Lloyds Banking Group, which has been part-owned by the UK taxpayer since the financial crisis, appears to be returning to brighter fortunes by reporting a statutory pre-tax profit of £2.134 billion (3.23 billion) in the six months to 30 June, bouncing back from a £456 million loss a year earlier.

With policymakers and investors pondering when and if the bank will be returned fully to private hands, Lloyds also reported a group underlying profit of £2.902 billion, versus £1.044 billion last year. The bank had a core Tier 1 capital ratio of 13.7 per cent at the end of June.

“We are now well on track to create a bank with a leading cost position, lower risk, a lower cost of equity, and products and services focused on our customers' needs, to deliver strong, stable and sustainable returns to our shareholders,” António Horta-Osório, chief executive, said in a statement.

In the wealth, asset finance and international segment – a unit including private banking – Lloyds logged an underlying loss of £101 million, narrowing from a £706 million loss, down 86 per cent, a year before.

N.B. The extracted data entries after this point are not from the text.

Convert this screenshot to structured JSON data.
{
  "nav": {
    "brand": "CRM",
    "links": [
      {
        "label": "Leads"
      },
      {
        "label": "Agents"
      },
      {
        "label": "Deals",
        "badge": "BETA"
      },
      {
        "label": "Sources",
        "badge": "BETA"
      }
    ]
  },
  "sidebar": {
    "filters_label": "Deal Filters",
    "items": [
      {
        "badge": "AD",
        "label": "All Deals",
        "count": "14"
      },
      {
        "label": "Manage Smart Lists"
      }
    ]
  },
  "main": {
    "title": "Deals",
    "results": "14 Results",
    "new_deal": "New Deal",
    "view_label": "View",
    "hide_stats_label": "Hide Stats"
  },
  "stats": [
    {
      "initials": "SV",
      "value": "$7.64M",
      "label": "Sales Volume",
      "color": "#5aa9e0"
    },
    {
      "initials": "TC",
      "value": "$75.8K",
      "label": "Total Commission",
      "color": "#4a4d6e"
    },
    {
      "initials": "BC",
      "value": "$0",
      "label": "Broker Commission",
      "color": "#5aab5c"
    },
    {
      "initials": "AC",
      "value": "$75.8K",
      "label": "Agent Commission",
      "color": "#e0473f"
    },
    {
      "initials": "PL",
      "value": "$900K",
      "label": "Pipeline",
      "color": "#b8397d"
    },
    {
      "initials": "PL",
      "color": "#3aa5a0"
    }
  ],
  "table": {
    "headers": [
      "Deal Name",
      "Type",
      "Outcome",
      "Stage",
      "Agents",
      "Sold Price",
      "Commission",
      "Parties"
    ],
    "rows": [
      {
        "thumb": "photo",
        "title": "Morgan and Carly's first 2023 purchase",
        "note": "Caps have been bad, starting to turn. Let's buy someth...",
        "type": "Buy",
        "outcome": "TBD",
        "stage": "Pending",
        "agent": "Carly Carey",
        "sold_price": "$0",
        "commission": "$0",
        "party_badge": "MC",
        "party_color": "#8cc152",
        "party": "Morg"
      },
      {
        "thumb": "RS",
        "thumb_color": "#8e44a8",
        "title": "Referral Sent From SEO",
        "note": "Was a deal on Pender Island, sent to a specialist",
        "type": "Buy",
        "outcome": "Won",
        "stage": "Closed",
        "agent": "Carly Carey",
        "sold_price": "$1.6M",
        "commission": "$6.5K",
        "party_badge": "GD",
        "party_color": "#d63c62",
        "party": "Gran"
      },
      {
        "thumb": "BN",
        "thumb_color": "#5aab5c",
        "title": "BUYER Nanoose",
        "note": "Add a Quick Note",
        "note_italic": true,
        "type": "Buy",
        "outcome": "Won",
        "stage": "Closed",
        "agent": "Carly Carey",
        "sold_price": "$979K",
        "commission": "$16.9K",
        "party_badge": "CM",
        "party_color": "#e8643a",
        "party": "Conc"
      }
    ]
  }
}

The narrower loss was “primarily due to a £541 million reduction in impairments, strong banking net interest margins and lower costs, partially offset by a fall in income as a result of the balance sheet reduction together with the impact from the sale of approximately 37 per cent of St James's Place”, Lloyds said. (St James’s Place is a wealth advisory group in which the bank had had a substantial stake).

Lloyds has been spinning off its international private banking business. In May, the bank sold its International Private Banking business in Miami to Spain’s Banco Sabadell for an all-cash sum of up to £8 million ($12.1 million). That move came shortly after Lloyds moved to sell its Geneva-based private bank to Union Bancaire Privée, and followed the sale of its Spanish retail operations to Banco Sabadell in April. The bank is reducing and simplifying its international businesses to focus its wealth management operations on the UK, the Channel Islands, and UK expats.

In the wealth, international and asset finance segment, Lloyds said funds under management dropped by 17 per cent to £156.8 billion but increased 1.6 per cent when the St James's Place business is excluded.

The underlying AuM increase is mainly driven by improved investment markets which have driven an increase of £5.9 billion, however, partially offset by reductions arising from the disposals in the period of our businesses in Luxembourg and Spain together with net outflows of £5.3 billion mainly as a result of attrition within the Scottish Widows Investment Partnership insurance funds and the payment of a dividend from the insurance division of £1.6 billion.